In the midst of a global human rights crisis, affecting millions of children worldwide, Child Rights Connect calls on government to pay their regular budget assessments in full and to stand up for the values upon which the United Nations system, in particular the human rights mechanisms, were built.
Delays in UN membership contributions are preventing the human rights mechanisms to undertake their fundamental functions in the midst of a global human rights crisis. As of 25 September 2020, 122 Member States have paid their regular budget assessments in full, as opposed to 127 in September 2019 and 141 in September 2018 (see the figures on the UN webpage).
Child Rights Connect and its members call on governments to stand up for the values upon which the United Nations system, in particular the human rights mechanisms, were built and to act in accordance with the vision set out in the UN Convention on the Rights of the Child.
The first to denounce this situation were the Chairpersons’ of the UN Treaty Bodies. On 4 August 2020, they issued a statement, where they made a strong call on States and the Secretary-General to fully support the work of human rights treaty bodies, especially in a time of the COVID-19 pandemic which has led to a wide range of human rights violations around the world.
The High-Commissioner for Human Rights, Michelle Bachelet, echoed the same concerns in her letter to Member States of 10 August 2020 where she stated that “the challenges created by the COVID-19 pandemic are significantly compounded by the current financial crisis of the UN Secretariat resulting from unpaid dues of Member States”.
On 28 September 2020, the Coordination Committee of Special Procedures of the Human Rights Council added its voice to highlight that “adequate financing of the Special Procedures has been an issue of concern for several years. At this time, Member States have only paid about 60 percent of their commitments to the United Nations regular budget” (press release here).

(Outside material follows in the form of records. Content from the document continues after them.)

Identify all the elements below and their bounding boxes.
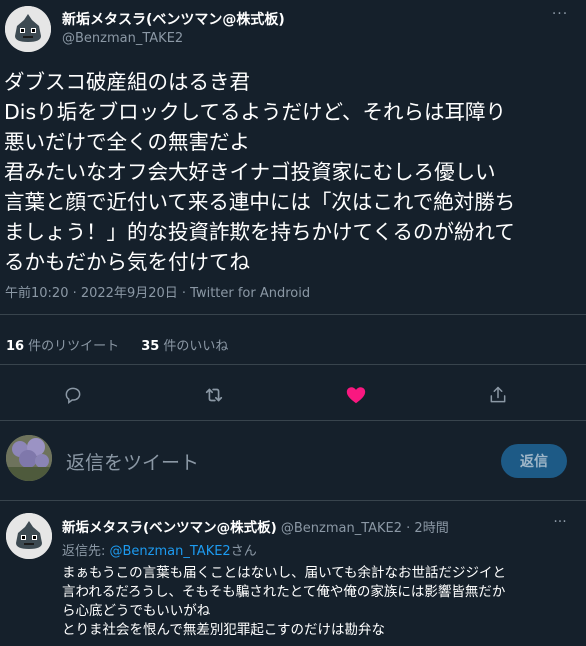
reply-tweet[interactable]: 新垢メタスラ(ベンツマン@株式板) @Benzman_TAKE2 · 2時間 ··… — [0, 502, 586, 646]
reply-button[interactable]: 返信 — [501, 444, 567, 478]
reply-text-line: ら心底どうでもいいがね — [62, 603, 211, 619]
tweet-text-line: Disり垢をブロックしてるようだけど、それらは耳障り — [4, 100, 507, 124]
share-icon[interactable] — [485, 382, 511, 408]
tweet-text-line: ダブスコ破産組のはるき君 — [4, 70, 250, 94]
reply-composer: 返信をツイート 返信 — [0, 430, 586, 490]
like-count-link[interactable]: 35 件のいいね — [141, 339, 228, 354]
current-user-avatar[interactable] — [6, 435, 52, 481]
tweet-timestamp[interactable]: 午前10:20 · 2022年9月20日 · Twitter for Andro… — [5, 282, 310, 301]
reply-header: 新垢メタスラ(ベンツマン@株式板) @Benzman_TAKE2 · 2時間 — [62, 516, 449, 536]
reply-time[interactable]: · 2時間 — [406, 521, 449, 536]
tweet-stats: 16 件のリツイート 35 件のいいね — [6, 335, 246, 354]
like-count-label: 件のいいね — [163, 339, 229, 354]
tweet-text-line: 言葉と顔で近付いて来る連中には「次はこれで絶対勝ち — [4, 190, 516, 214]
divider — [0, 364, 586, 365]
retweet-icon[interactable] — [201, 382, 227, 408]
like-count: 35 — [141, 339, 160, 354]
divider — [0, 314, 586, 315]
reply-author-avatar[interactable] — [6, 513, 52, 559]
reply-author-handle[interactable]: @Benzman_TAKE2 — [281, 521, 402, 536]
tweet-text: ダブスコ破産組のはるき君 Disり垢をブロックしてるようだけど、それらは耳障り … — [4, 67, 584, 277]
more-options-icon[interactable]: ··· — [548, 6, 572, 26]
replying-to-prefix: 返信先: — [62, 544, 110, 559]
divider — [0, 500, 586, 501]
author-avatar[interactable] — [5, 6, 51, 52]
tweet-text-line: 悪いだけで全くの無害だよ — [4, 130, 250, 154]
replying-to: 返信先: @Benzman_TAKE2さん — [62, 540, 257, 559]
reply-input[interactable]: 返信をツイート — [66, 448, 199, 475]
tweet-actions — [0, 378, 586, 410]
divider — [0, 420, 586, 421]
author-name[interactable]: 新垢メタスラ(ベンツマン@株式板) — [62, 9, 285, 29]
like-icon[interactable] — [343, 382, 369, 408]
reply-icon[interactable] — [60, 382, 86, 408]
retweet-count: 16 — [6, 339, 25, 354]
author-handle[interactable]: @Benzman_TAKE2 — [62, 31, 183, 46]
reply-text-line: とりま社会を恨んで無差別犯罪起こすのだけは勘弁な — [62, 622, 386, 638]
reply-author-name[interactable]: 新垢メタスラ(ベンツマン@株式板) — [62, 520, 277, 536]
replying-to-suffix: さん — [230, 544, 257, 559]
replying-to-link[interactable]: @Benzman_TAKE2 — [110, 544, 231, 559]
retweet-count-link[interactable]: 16 件のリツイート — [6, 339, 119, 354]
reply-text: まぁもうこの言葉も届くことはないし、届いても余計なお世話だジジイと 言われるだろ… — [62, 564, 582, 640]
tweet-text-line: ましょう！」的な投資詐欺を持ちかけてくるのが紛れて — [4, 220, 515, 244]
reply-text-line: 言われるだろうし、そもそも騙されたとて俺や俺の家族には影響皆無だか — [62, 584, 506, 600]
retweet-count-label: 件のリツイート — [28, 339, 120, 354]
tweet-text-line: 君みたいなオフ会大好きイナゴ投資家にむしろ優しい — [4, 160, 496, 184]
reply-more-options-icon[interactable]: ··· — [548, 514, 572, 530]
reply-text-line: まぁもうこの言葉も届くことはないし、届いても余計なお世話だジジイと — [62, 565, 507, 581]
tweet-text-line: るかもだから気を付けてね — [4, 250, 250, 274]
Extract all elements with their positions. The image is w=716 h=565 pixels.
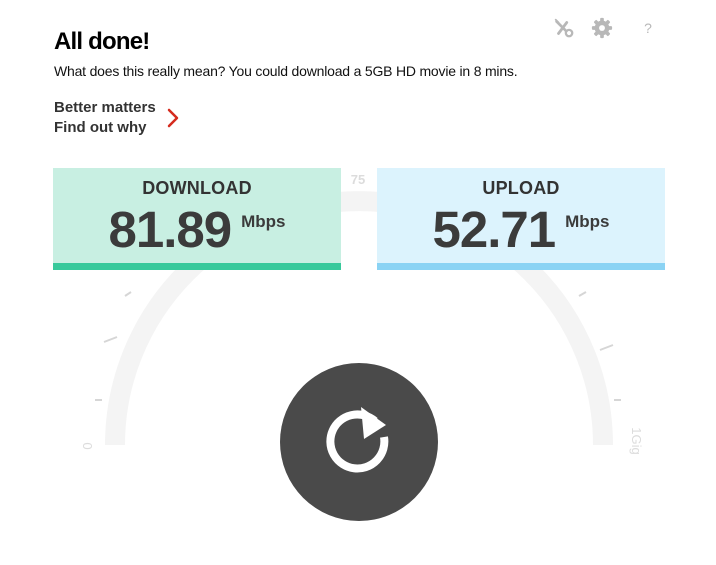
download-speed-value: 81.89 <box>108 201 232 258</box>
upload-label: UPLOAD <box>482 178 560 198</box>
help-button[interactable]: ? <box>640 20 656 36</box>
download-label: DOWNLOAD <box>142 178 252 198</box>
gauge-label-min: 0 <box>80 442 95 449</box>
tools-icon <box>554 18 574 38</box>
chevron-right-icon <box>167 108 178 128</box>
restart-test-button[interactable] <box>280 363 438 521</box>
page-title: All done! <box>54 28 150 55</box>
result-description: What does this really mean? You could do… <box>54 63 518 79</box>
toolbar: ? <box>552 16 656 40</box>
better-matters-link[interactable]: Better matters Find out why <box>54 98 180 138</box>
upload-speed-unit: Mbps <box>565 212 610 231</box>
learn-more-line1: Better matters <box>54 99 156 116</box>
gear-icon <box>591 17 613 39</box>
learn-more-line2: Find out why <box>54 119 147 136</box>
restart-icon <box>326 407 389 473</box>
settings-button[interactable] <box>590 16 614 40</box>
learn-more-text: Better matters Find out why <box>54 98 156 138</box>
download-speed-unit: Mbps <box>241 212 286 231</box>
tools-button[interactable] <box>552 16 576 40</box>
gauge-label-max: 1Gig <box>629 427 644 454</box>
upload-speed-value: 52.71 <box>432 201 556 258</box>
gauge-label-top: 75 <box>351 172 365 187</box>
upload-result-card: UPLOAD 52.71 Mbps <box>377 168 665 270</box>
download-result-card: DOWNLOAD 81.89 Mbps <box>53 168 341 270</box>
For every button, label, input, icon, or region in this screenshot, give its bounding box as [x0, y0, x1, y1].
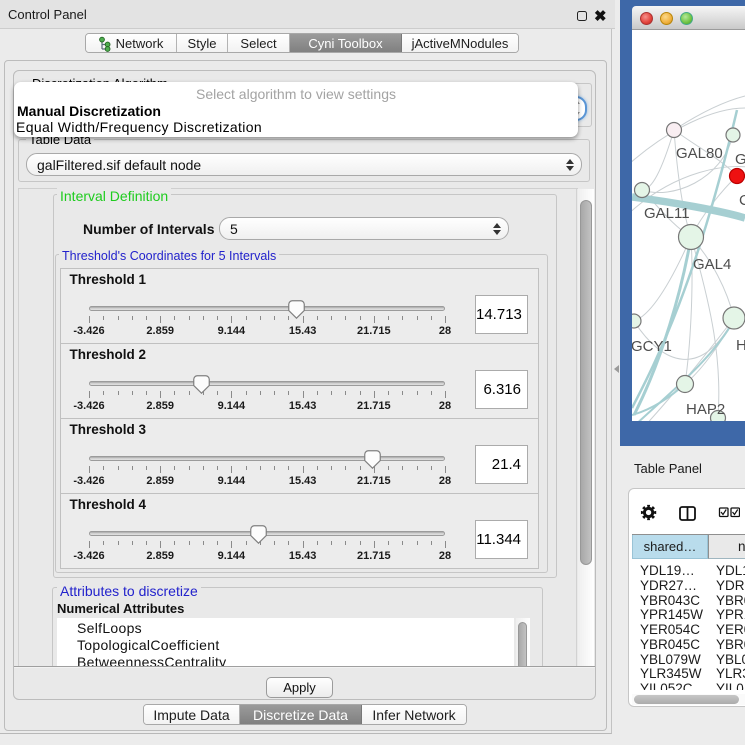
svg-text:GCY1: GCY1 — [632, 338, 672, 355]
svg-text:C: C — [739, 192, 745, 209]
svg-text:HAP2: HAP2 — [686, 401, 725, 418]
svg-text:GAL4: GAL4 — [693, 256, 731, 273]
svg-text:GAL80: GAL80 — [676, 145, 723, 162]
svg-text:GAL11: GAL11 — [644, 205, 690, 222]
svg-text:H: H — [736, 337, 745, 354]
svg-text:G.: G. — [735, 151, 745, 168]
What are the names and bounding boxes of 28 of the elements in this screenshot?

Child Rights Connect is equally concerned about this trend as the funding shortfall is undermining the UN system and multilateralism. A direct result of this shortfall was the possibility in 2019, fortunately avoided, of the cancellation of the sessions of the Treaty Bodies. Child Rights Connect a that time issued a press release to state that cancelling the sessions would put the human rights system in jeopardy and would further weaken key accountability mechanisms, such as the UN Committee on the Rights of the Children, which are already significantly underfunded.
The majority of Member States are also worried about this situation. The report of the co-facilitators on the process of the consideration of the state of the UN human rights treaty body system submitted to the UN General Assembly on 14 September 2020 states that “the majority (of States) considers the funding of the treaty body system and the allocation of adequate funding a key priority, with the currently insufficient resources presenting a major challenge both for the treaty bodies and the Secretariat. According to them, the automatic allocation of resources as per General Assembly Resolution 68/268 has not been implemented”.